One thing founders and directors often mention (as Readymag’s blog points out) is alignment: shared aesthetics, values, communication style. If you and your client don’t see the world somewhat similarly, you’ll fight over every decision.
We start every project by asking hard questions: What do you stand for? Who are you — beyond what you sell? Why does this matter? That way, when we propose visuals or narratives, they feel inevitable. The client has already seen themselves inside them.
Because if you’re just matching colors and styles, the collaboration always feels foreign. But if your work resonates with their identity, it becomes natural.
In the Readymag article, one founder says that personal connection and empathy are foundational. I couldn’t agree more. At Posta, I don’t want to be a faceless vendor—I want to be someone the client trusts.
That means showing up as a person, sharing doubts, admitting when I don’t know. If the client sees how I think, not just what I deliver, they invest in me more. Design gets sharper when trust is mutual.

Clients often test agencies with aesthetic decisions. But what makes a partnership strong is when you start thinking like them. When design isn’t a layer over the business—but integrated with it.
That insight changed how we work. Now, in every discovery phase, we dig into revenue models, customer pain points, growth wings.
When you tie design to outcomes, the project becomes more than visual—it becomes strategic.
Something else that often breaks collaboration is hidden timelines, vague expectations, scope creep. Transparency is one of those “overlooked but essential” elements.
At Posta, we run projects with openness: shared timelines, tools where clients see progress, clear budgets. We’d rather overshare than leave someone guessing. If something changes, we flag it early. That kind of honesty builds trust faster than perfect designs.

There’s a moment in many projects when everything slips: deadlines tighten, technical issues arise, feedback is messy. How a team handles that tells more about your partnership than the smooth parts.
I try to treat every problem as an invitation: “Okay, what’s real here, and how do I fix it?” Panic solves nothing. Steady resolve and clear communication keep partnership alive.
Sometimes we designers want to assert our “best solution.” But strong partnerships are built when you lean in and listen. Even if the client can’t verbalize the need, your job is to uncover it.
Before proposing, I ask more questions. Before designing, I validate that I truly understand. That listening builds trust in ways no pitch ever could.

Collaborators who share beyond the work—personal stories, struggles—build deeper trust.
I remember a client telling me, “It felt safer when you told me about a project you messed up last year.” That honest moment changed the tone of the collaboration. To me that says: no one expects perfection. People expect authenticity.
When a client becomes a partner, a shift happens: you’re not just delivering in brief, you’re co-creating the future. You start having shared milestones, shared risks, shared storytelling.
I don’t want clients who hire me for a logo and vanish. I want partners who call me when they pivot. I want a brand, not just transactions.

Client-agency relationships are not static contracts: they’re living, evolving things.

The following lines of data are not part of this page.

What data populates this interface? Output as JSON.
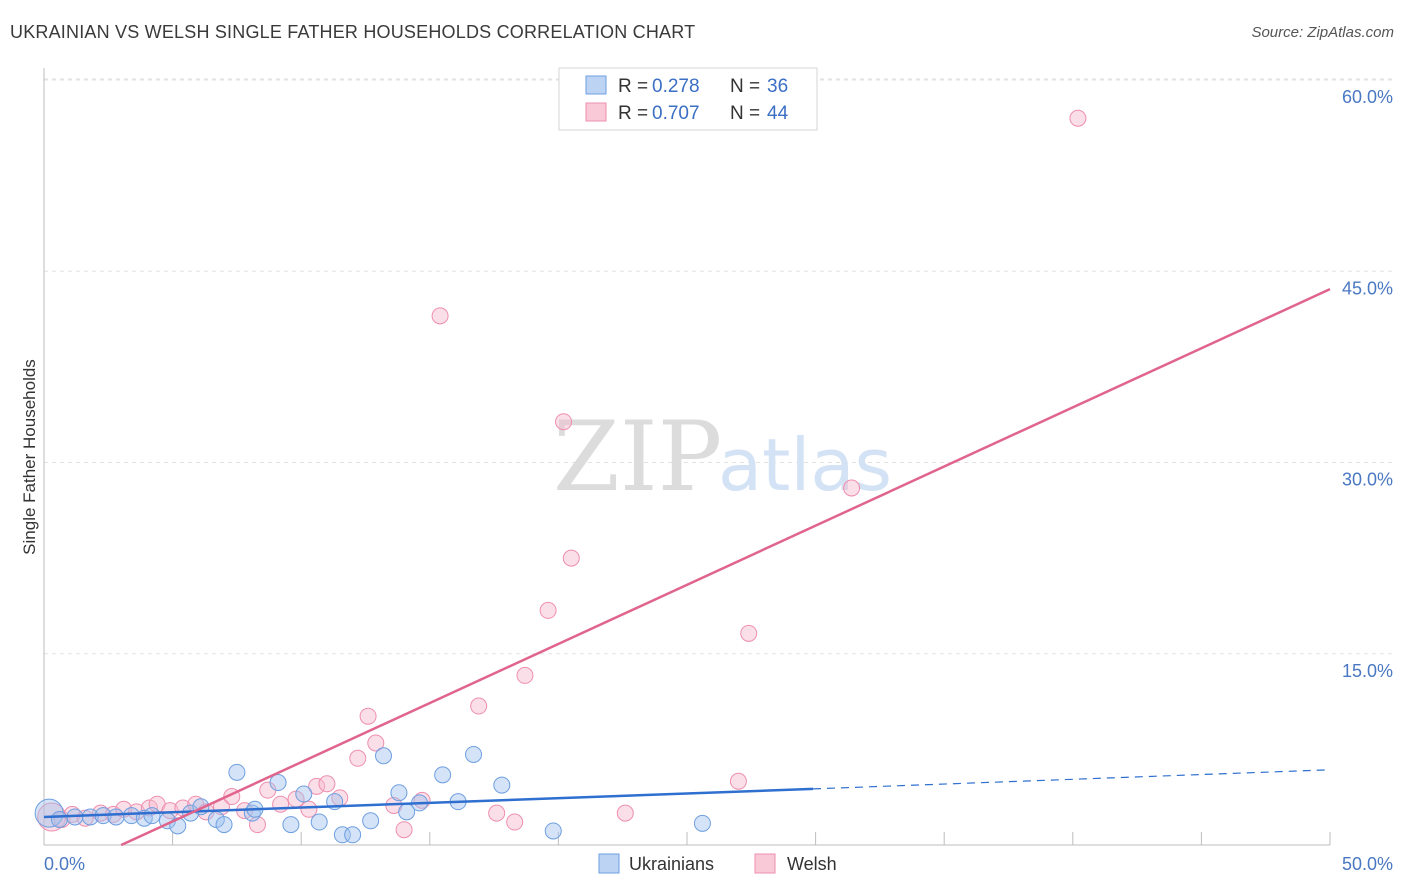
{
  "header": {
    "title": "UKRAINIAN VS WELSH SINGLE FATHER HOUSEHOLDS CORRELATION CHART",
    "source": "Source: ZipAtlas.com"
  },
  "watermark": {
    "zip": "ZIP",
    "atlas": "atlas"
  },
  "legend": {
    "r_label": "R =",
    "n_label": "N =",
    "rows": [
      {
        "r": "0.278",
        "n": "36"
      },
      {
        "r": "0.707",
        "n": "44"
      }
    ]
  },
  "bottom_legend": {
    "items": [
      "Ukrainians",
      "Welsh"
    ]
  },
  "chart_data": {
    "type": "scatter",
    "title": "UKRAINIAN VS WELSH SINGLE FATHER HOUSEHOLDS CORRELATION CHART",
    "xlabel": "",
    "ylabel": "Single Father Households",
    "xlim": [
      0,
      50
    ],
    "ylim": [
      0,
      63
    ],
    "x_tick_labels": [
      "0.0%",
      "50.0%"
    ],
    "y_ticks": [
      15,
      30,
      45,
      60
    ],
    "y_tick_labels": [
      "15.0%",
      "30.0%",
      "45.0%",
      "60.0%"
    ],
    "grid": true,
    "colors": {
      "ukrainians": "#6e9fe0",
      "welsh": "#ee8fae",
      "ukr_line": "#2f6fcf",
      "welsh_line": "#e0648c",
      "axis_label": "#4a78c2"
    },
    "series": [
      {
        "name": "Ukrainians",
        "r": 0.278,
        "n": 36,
        "points": [
          [
            0.2,
            2.5
          ],
          [
            0.6,
            2.0
          ],
          [
            1.2,
            2.2
          ],
          [
            1.8,
            2.2
          ],
          [
            2.3,
            2.3
          ],
          [
            2.8,
            2.2
          ],
          [
            3.4,
            2.3
          ],
          [
            3.9,
            2.1
          ],
          [
            4.2,
            2.3
          ],
          [
            4.8,
            1.9
          ],
          [
            5.2,
            1.5
          ],
          [
            5.7,
            2.5
          ],
          [
            6.1,
            3.0
          ],
          [
            6.7,
            2.0
          ],
          [
            7.0,
            1.6
          ],
          [
            7.5,
            5.7
          ],
          [
            8.1,
            2.5
          ],
          [
            8.2,
            2.8
          ],
          [
            9.1,
            4.9
          ],
          [
            9.6,
            1.6
          ],
          [
            10.1,
            4.0
          ],
          [
            10.7,
            1.8
          ],
          [
            11.3,
            3.4
          ],
          [
            11.6,
            0.8
          ],
          [
            12.0,
            0.8
          ],
          [
            12.7,
            1.9
          ],
          [
            13.2,
            7.0
          ],
          [
            13.8,
            4.1
          ],
          [
            14.1,
            2.6
          ],
          [
            14.6,
            3.3
          ],
          [
            15.5,
            5.5
          ],
          [
            16.1,
            3.4
          ],
          [
            16.7,
            7.1
          ],
          [
            17.8,
            4.7
          ],
          [
            19.8,
            1.1
          ],
          [
            25.6,
            1.7
          ]
        ],
        "trend": {
          "x0": 0,
          "y0": 2.2,
          "x1": 29.9,
          "y1": 4.4,
          "dash_to_x": 50,
          "dash_to_y": 5.9
        }
      },
      {
        "name": "Welsh",
        "r": 0.707,
        "n": 44,
        "points": [
          [
            0.3,
            2.2
          ],
          [
            0.7,
            2.0
          ],
          [
            1.1,
            2.4
          ],
          [
            1.6,
            2.1
          ],
          [
            2.2,
            2.5
          ],
          [
            2.7,
            2.4
          ],
          [
            3.1,
            2.8
          ],
          [
            3.6,
            2.6
          ],
          [
            4.1,
            2.9
          ],
          [
            4.4,
            3.2
          ],
          [
            4.9,
            2.7
          ],
          [
            5.4,
            2.9
          ],
          [
            5.9,
            3.2
          ],
          [
            6.3,
            2.6
          ],
          [
            6.9,
            3.0
          ],
          [
            7.3,
            3.8
          ],
          [
            7.8,
            2.7
          ],
          [
            8.3,
            1.6
          ],
          [
            8.7,
            4.3
          ],
          [
            9.2,
            3.2
          ],
          [
            9.8,
            3.6
          ],
          [
            10.3,
            2.8
          ],
          [
            10.6,
            4.6
          ],
          [
            11.0,
            4.8
          ],
          [
            11.5,
            3.7
          ],
          [
            12.2,
            6.8
          ],
          [
            12.6,
            10.1
          ],
          [
            12.9,
            8.0
          ],
          [
            13.6,
            3.1
          ],
          [
            14.0,
            1.2
          ],
          [
            14.7,
            3.5
          ],
          [
            15.4,
            41.5
          ],
          [
            16.9,
            10.9
          ],
          [
            17.6,
            2.5
          ],
          [
            18.3,
            1.8
          ],
          [
            18.7,
            13.3
          ],
          [
            19.6,
            18.4
          ],
          [
            20.2,
            33.2
          ],
          [
            20.5,
            22.5
          ],
          [
            22.6,
            2.5
          ],
          [
            27.0,
            5.0
          ],
          [
            27.4,
            16.6
          ],
          [
            31.4,
            28.0
          ],
          [
            40.2,
            57.0
          ]
        ],
        "trend": {
          "x0": 3.0,
          "y0": 0,
          "x1": 50,
          "y1": 43.6
        }
      }
    ]
  }
}
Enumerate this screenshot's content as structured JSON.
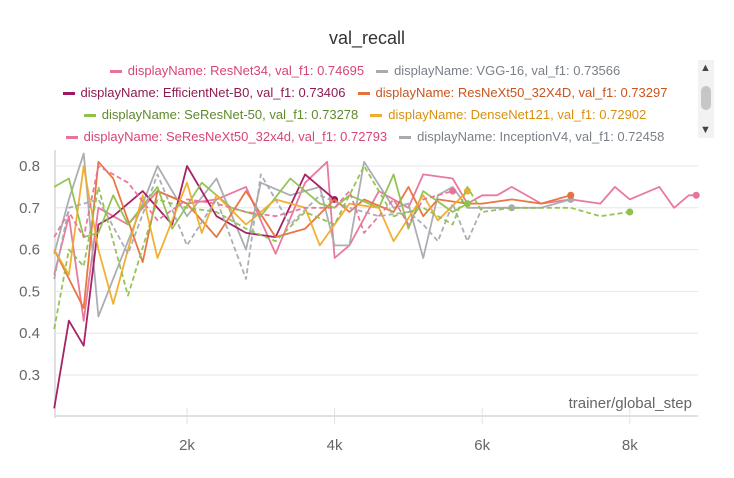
{
  "chart_data": {
    "type": "line",
    "title": "val_recall",
    "xlabel": "trainer/global_step",
    "ylabel": "",
    "xlim": [
      200,
      8900
    ],
    "ylim": [
      0.2,
      0.83
    ],
    "xticks": [
      2000,
      4000,
      6000,
      8000
    ],
    "xtick_labels": [
      "2k",
      "4k",
      "6k",
      "8k"
    ],
    "yticks": [
      0.3,
      0.4,
      0.5,
      0.6,
      0.7,
      0.8
    ],
    "ytick_labels": [
      "0.3",
      "0.4",
      "0.5",
      "0.6",
      "0.7",
      "0.8"
    ],
    "grid": true,
    "legend_position": "top",
    "series": [
      {
        "name": "displayName: ResNet34, val_f1: 0.74695",
        "color": "#e8739a",
        "dash": false,
        "points": [
          [
            200,
            0.54
          ],
          [
            400,
            0.68
          ],
          [
            600,
            0.43
          ],
          [
            800,
            0.7
          ],
          [
            1200,
            0.66
          ],
          [
            1600,
            0.74
          ],
          [
            2000,
            0.71
          ],
          [
            2400,
            0.72
          ],
          [
            2800,
            0.75
          ],
          [
            3200,
            0.59
          ],
          [
            3600,
            0.76
          ],
          [
            3900,
            0.81
          ],
          [
            4000,
            0.58
          ],
          [
            4200,
            0.61
          ],
          [
            4600,
            0.74
          ],
          [
            5000,
            0.7
          ],
          [
            5200,
            0.78
          ],
          [
            5600,
            0.77
          ],
          [
            5800,
            0.71
          ],
          [
            6000,
            0.73
          ],
          [
            6200,
            0.73
          ],
          [
            6400,
            0.75
          ],
          [
            6800,
            0.71
          ],
          [
            7200,
            0.72
          ],
          [
            7600,
            0.71
          ],
          [
            7800,
            0.75
          ],
          [
            8000,
            0.72
          ],
          [
            8400,
            0.75
          ],
          [
            8600,
            0.7
          ],
          [
            8800,
            0.73
          ],
          [
            8900,
            0.73
          ]
        ]
      },
      {
        "name": "displayName: VGG-16, val_f1: 0.73566",
        "color": "#a7abaf",
        "dash": false,
        "points": [
          [
            200,
            0.59
          ],
          [
            400,
            0.72
          ],
          [
            600,
            0.83
          ],
          [
            800,
            0.44
          ],
          [
            1200,
            0.62
          ],
          [
            1600,
            0.8
          ],
          [
            2000,
            0.68
          ],
          [
            2400,
            0.77
          ],
          [
            2800,
            0.6
          ],
          [
            3000,
            0.76
          ],
          [
            3400,
            0.73
          ],
          [
            3800,
            0.75
          ],
          [
            4000,
            0.61
          ],
          [
            4200,
            0.61
          ],
          [
            4400,
            0.81
          ],
          [
            4800,
            0.7
          ],
          [
            5000,
            0.71
          ],
          [
            5200,
            0.58
          ],
          [
            5400,
            0.73
          ],
          [
            5600,
            0.75
          ],
          [
            5800,
            0.7
          ],
          [
            6000,
            0.7
          ],
          [
            6400,
            0.7
          ],
          [
            6800,
            0.7
          ],
          [
            7200,
            0.72
          ]
        ]
      },
      {
        "name": "displayName: EfficientNet-B0, val_f1: 0.73406",
        "color": "#a0185f",
        "dash": false,
        "points": [
          [
            200,
            0.22
          ],
          [
            400,
            0.43
          ],
          [
            600,
            0.37
          ],
          [
            800,
            0.66
          ],
          [
            1000,
            0.68
          ],
          [
            1400,
            0.74
          ],
          [
            1800,
            0.66
          ],
          [
            2000,
            0.8
          ],
          [
            2400,
            0.68
          ],
          [
            2800,
            0.64
          ],
          [
            3200,
            0.63
          ],
          [
            3600,
            0.78
          ],
          [
            4000,
            0.72
          ]
        ]
      },
      {
        "name": "displayName: ResNeXt50_32X4D, val_f1: 0.73297",
        "color": "#e8703a",
        "dash": false,
        "points": [
          [
            200,
            0.6
          ],
          [
            600,
            0.46
          ],
          [
            800,
            0.81
          ],
          [
            1000,
            0.77
          ],
          [
            1400,
            0.57
          ],
          [
            1600,
            0.74
          ],
          [
            2000,
            0.71
          ],
          [
            2400,
            0.63
          ],
          [
            2800,
            0.74
          ],
          [
            3200,
            0.63
          ],
          [
            3600,
            0.65
          ],
          [
            4000,
            0.72
          ],
          [
            4200,
            0.69
          ],
          [
            4400,
            0.72
          ],
          [
            4800,
            0.69
          ],
          [
            5000,
            0.75
          ],
          [
            5200,
            0.68
          ],
          [
            5400,
            0.72
          ],
          [
            5800,
            0.71
          ],
          [
            6000,
            0.71
          ],
          [
            6400,
            0.72
          ],
          [
            6800,
            0.71
          ],
          [
            7200,
            0.73
          ]
        ]
      },
      {
        "name": "displayName: SeResNet-50, val_f1: 0.73278",
        "color": "#8fc14c",
        "dash": false,
        "points": [
          [
            200,
            0.75
          ],
          [
            400,
            0.77
          ],
          [
            600,
            0.63
          ],
          [
            800,
            0.64
          ],
          [
            1000,
            0.73
          ],
          [
            1200,
            0.66
          ],
          [
            1600,
            0.75
          ],
          [
            1800,
            0.65
          ],
          [
            2200,
            0.76
          ],
          [
            2600,
            0.7
          ],
          [
            3000,
            0.68
          ],
          [
            3400,
            0.77
          ],
          [
            3800,
            0.71
          ],
          [
            4000,
            0.7
          ],
          [
            4200,
            0.73
          ],
          [
            4600,
            0.7
          ],
          [
            4800,
            0.78
          ],
          [
            5000,
            0.65
          ],
          [
            5200,
            0.74
          ],
          [
            5600,
            0.69
          ],
          [
            5800,
            0.71
          ]
        ]
      },
      {
        "name": "displayName: DenseNet121, val_f1: 0.72902",
        "color": "#f0ac2a",
        "dash": false,
        "points": [
          [
            200,
            0.6
          ],
          [
            400,
            0.54
          ],
          [
            600,
            0.8
          ],
          [
            800,
            0.6
          ],
          [
            1000,
            0.47
          ],
          [
            1400,
            0.73
          ],
          [
            1600,
            0.58
          ],
          [
            2000,
            0.76
          ],
          [
            2200,
            0.64
          ],
          [
            2400,
            0.73
          ],
          [
            2800,
            0.66
          ],
          [
            3200,
            0.72
          ],
          [
            3600,
            0.7
          ],
          [
            3800,
            0.61
          ],
          [
            4200,
            0.71
          ],
          [
            4600,
            0.7
          ],
          [
            4800,
            0.62
          ],
          [
            5200,
            0.73
          ],
          [
            5400,
            0.67
          ],
          [
            5800,
            0.74
          ]
        ]
      },
      {
        "name": "displayName: SeResNeXt50_32x4d, val_f1: 0.72793",
        "color": "#e8739a",
        "dash": true,
        "points": [
          [
            200,
            0.63
          ],
          [
            400,
            0.69
          ],
          [
            600,
            0.63
          ],
          [
            800,
            0.8
          ],
          [
            1200,
            0.76
          ],
          [
            1600,
            0.67
          ],
          [
            2000,
            0.72
          ],
          [
            2400,
            0.71
          ],
          [
            2800,
            0.69
          ],
          [
            3200,
            0.68
          ],
          [
            3600,
            0.7
          ],
          [
            4000,
            0.7
          ],
          [
            4200,
            0.74
          ],
          [
            4400,
            0.64
          ],
          [
            4800,
            0.72
          ],
          [
            5000,
            0.66
          ],
          [
            5200,
            0.72
          ],
          [
            5600,
            0.74
          ]
        ]
      },
      {
        "name": "displayName: InceptionV4, val_f1: 0.72458",
        "color": "#a7abaf",
        "dash": true,
        "points": [
          [
            200,
            0.53
          ],
          [
            400,
            0.7
          ],
          [
            800,
            0.72
          ],
          [
            1200,
            0.59
          ],
          [
            1600,
            0.78
          ],
          [
            2000,
            0.61
          ],
          [
            2400,
            0.72
          ],
          [
            2800,
            0.53
          ],
          [
            3000,
            0.78
          ],
          [
            3400,
            0.66
          ],
          [
            3800,
            0.73
          ],
          [
            4200,
            0.7
          ],
          [
            4600,
            0.68
          ],
          [
            5000,
            0.69
          ],
          [
            5200,
            0.66
          ],
          [
            5400,
            0.62
          ],
          [
            5600,
            0.71
          ],
          [
            5800,
            0.62
          ],
          [
            6000,
            0.7
          ],
          [
            6400,
            0.7
          ]
        ]
      },
      {
        "name": "",
        "color": "#8fc14c",
        "dash": true,
        "points": [
          [
            200,
            0.41
          ],
          [
            400,
            0.6
          ],
          [
            600,
            0.56
          ],
          [
            800,
            0.75
          ],
          [
            1200,
            0.49
          ],
          [
            1600,
            0.72
          ],
          [
            2000,
            0.7
          ],
          [
            2400,
            0.69
          ],
          [
            2800,
            0.65
          ],
          [
            3200,
            0.62
          ],
          [
            3600,
            0.69
          ],
          [
            4000,
            0.66
          ],
          [
            4400,
            0.8
          ],
          [
            4800,
            0.68
          ],
          [
            5200,
            0.7
          ],
          [
            5600,
            0.66
          ],
          [
            5800,
            0.75
          ],
          [
            6000,
            0.69
          ],
          [
            6400,
            0.7
          ],
          [
            7200,
            0.7
          ],
          [
            7600,
            0.68
          ],
          [
            8000,
            0.69
          ]
        ]
      }
    ]
  },
  "scroll": {
    "up_icon": "triangle-up-icon",
    "down_icon": "triangle-down-icon",
    "up": "▲",
    "down": "▼"
  }
}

The best ones aren’t about control — they’re about alignment, trust, communication, vulnerability.
If you’re reading this and you’re a client or a creative lead, here’s what I’d say: choose partners who ask deeper questions, who show their process, who stay steady when things get messy. Those are the ones who turn a project into a story you both carry.
Because design isn’t just what you see — it’s how people feel the partnership behind it.